Thymocytes whose receptors are unable to recognize either MHC class one or MHC
class two molecules fail to receive any survival signals and die by programmed cell
death or apoptosis. Thymocytes that are able to recognize MHC class one or MHC
class two peptide complexes too avidly receive a strong signal that drives them
into cell death. In this way, thymocytes capable of responding to self-peptide
antigens are eliminated in a process known as negative selection or central
tolerance. The surviving T cells migrate from the thymic cortex to the medulla. At
this stage, they remain capable of recognizing self-peptide antigens expressed on
other cell types such as dendritic cells or thymic macrophages and receive a
sufficient signal to cause them to undergo programmed cell death. The remaining
thymocytes, now mature naive CD4 and CD8 T cells pass out of the thymus either
returning to the bloodstream directly, passing into venules or via the lymphatic
system. So basically, I bring you back to the original first slide where some of
these diseases that important, I brought about skid and I brought up omen syndrome
that is important. I brought about some of the reasons, the ways by which you can
look for T cell tumors. I think the last slide that I want to talk about is auto-
reactive regulatory T cells. So we talked about a central tolerance mechanism of
negative selection by which all the T cells that recognize self antigens, self
peptides coming from self antigens are eliminated. You also have a group of CD4 T
cells that become what we call T regs and you will see this a lot in your clinic
now because the T regs are extremely important in maintaining what we call
peripheral tolerance. So central tolerance is what has happened in the thymus
negative selection. This is, and these are a group of T cells that are CD4 positive
and CD25 positive. So you remember, you know now why the CDs are important because
they classify a particular cell type. So CD4 positive, CD25 positive, FOXP3
positive is a T reg cell. And when they are absent, you have an immuno-
peripherative immuno-disease that is extremely important, which is called IPEX. And
we'll talk about this, but I want to just end up with central tolerance and
peripheral tolerance. We will talk about peripheral tolerance in details also in
terms of activation, but all of these tolerance mechanism is protecting us from
attack within. So that's an important concept that I just wanted to raise up.

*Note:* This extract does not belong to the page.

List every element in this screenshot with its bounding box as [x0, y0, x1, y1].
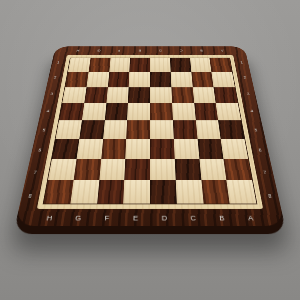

These
are a group of CD4 cells that have a very important regulatory function, but they
have also have a very good, very important therapeutic function that I will talk
about in the cancer biology regulation of immunology because this is also
important. What if supposing this particular antigen was a cancer antigen and you
have an improperly, you had a regulatory cell that suppressed activation. So these
are also important subsets of cells that I have gained therapeutic importance.
Anyway, I will end today here and thank you very much. And we will talk again
tomorrow. Yeah, give me one second. Let me record, stop recording. Why didn't it
say? You just have to say yes. Oh yeah.